The Rule of Law has many different aspects. Let’s take a look at the different aspects, both Formal and Procedural. And, of course, we’ll talk about Substantive values as well. Here are the four major principles of the Rule of Law. What do they all mean to you? Is it the same for everyone? Let’s discuss the main principles of the Rule of Law and how they impact our lives.

Principles of the Rule of Law

According to the U.N. Secretary General, a democratic form of government is one of the core principles of the rule of law. Lord Bingham, a British lawyer, has suggested that a democratic form of government is also part of the rule of law, although this is not universally agreed. The principles of the rule of law are, however, a key foundation of a constitutional democracy. The United Kingdom embodies the rule of law and is an excellent example of a democracy.

Although it was not always so, the rise of new democracies in Eastern Europe and Central Asia after the fall of the Soviet Union and Berlin Wall has renewed interest in the concept of rule of law. This is because more people are living under democratic government. Though democracy alone cannot guarantee liberty, it can facilitate important political reform goals by ensuring that the rule of law is followed. There are two types of principles of the rule of law: substantive principles and procedural principles.

Formal aspects

The Rule of Law has a long laundry list of principles. These principles can be broken down into procedural aspects and substantive values. Legal philosophers like Lon Fuller have outlined eight formal principles of law. These include generality, prospectivity, consistency, practicability, and stability. Ordinary people also call for these principles. They often refer to the absence of corruption, independence of the judiciary, and the presumption of liberty.

In modern legislation, a frame-working statute authorizes an agency to develop detailed rules. These rules are then communicated to the public by complex communication methods, in contrast to more straightforward approaches in traditional Rule of Law models. A pure formal-substantive model undermines the importance of the constitution over ordinary parliamentary legislation. For example, the legislature may be more able to make decisions when it has more freedom. In this way, it undermines the rule of law, since it enables lawmakers to take more decisions than they should.

Procedural aspects

Procedural aspects of law are the rules for civil trials, which concern judicial resolution of claims. Civil trials are distinct from criminal trials and state prosecutions. The rules for civil proceedings take the form of procedural rules, which differ between state and federal courts. In federal court, procedural rules are known as the Federal Rules of Civil Procedure (FRCP), while state courts use their own state-specific rules of evidence.

Substantive values

Throughout the history of legal theory, the notion of Rule of Law has characterized our understanding of justice. In the past decade, researchers have focused on Rule of Law principles, which have been divided into formal and procedural aspects and substantive values. This study focuses on the former, examining the role of formal principles in the rule of law. The purpose of this study is to discuss the connection between Rule of Law and the conditions of liberty.

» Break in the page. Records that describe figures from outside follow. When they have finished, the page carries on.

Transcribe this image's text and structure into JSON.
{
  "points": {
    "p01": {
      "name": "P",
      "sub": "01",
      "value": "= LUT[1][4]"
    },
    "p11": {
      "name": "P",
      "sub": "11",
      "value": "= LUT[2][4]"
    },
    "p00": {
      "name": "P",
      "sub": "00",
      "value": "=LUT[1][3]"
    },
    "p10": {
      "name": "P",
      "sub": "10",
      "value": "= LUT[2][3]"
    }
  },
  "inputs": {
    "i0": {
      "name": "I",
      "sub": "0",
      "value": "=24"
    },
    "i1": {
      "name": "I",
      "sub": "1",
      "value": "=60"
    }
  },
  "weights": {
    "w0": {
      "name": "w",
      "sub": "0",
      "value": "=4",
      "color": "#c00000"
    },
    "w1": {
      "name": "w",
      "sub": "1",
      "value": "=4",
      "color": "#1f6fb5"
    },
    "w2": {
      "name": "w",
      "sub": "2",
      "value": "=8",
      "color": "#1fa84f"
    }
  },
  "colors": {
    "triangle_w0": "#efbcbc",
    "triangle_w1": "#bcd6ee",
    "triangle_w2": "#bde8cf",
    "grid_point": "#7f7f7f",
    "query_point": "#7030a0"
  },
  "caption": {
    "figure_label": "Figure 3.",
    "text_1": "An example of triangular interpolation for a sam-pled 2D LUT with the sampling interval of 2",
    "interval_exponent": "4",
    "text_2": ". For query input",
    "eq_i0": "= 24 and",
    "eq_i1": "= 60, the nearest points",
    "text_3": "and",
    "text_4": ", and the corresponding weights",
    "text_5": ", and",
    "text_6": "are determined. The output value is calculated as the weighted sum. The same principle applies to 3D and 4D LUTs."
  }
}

While procedural and substantive values in law are important, they are not mutually exclusive. The latter, on the other hand, protects the rights and freedoms of individuals. As such, substantive law regulates the rights and freedoms that individuals have inherent in the state, whether those rights are obtained through common law, statutes, or constitutions. A substantive right, for example, would be a claim of breach of contract, negligence, or fraud. A federal or state statute would give an employee the right to sue for employment discrimination. One case to illustrate the distinction between substantive and procedural law is Sibbach v. Wilson.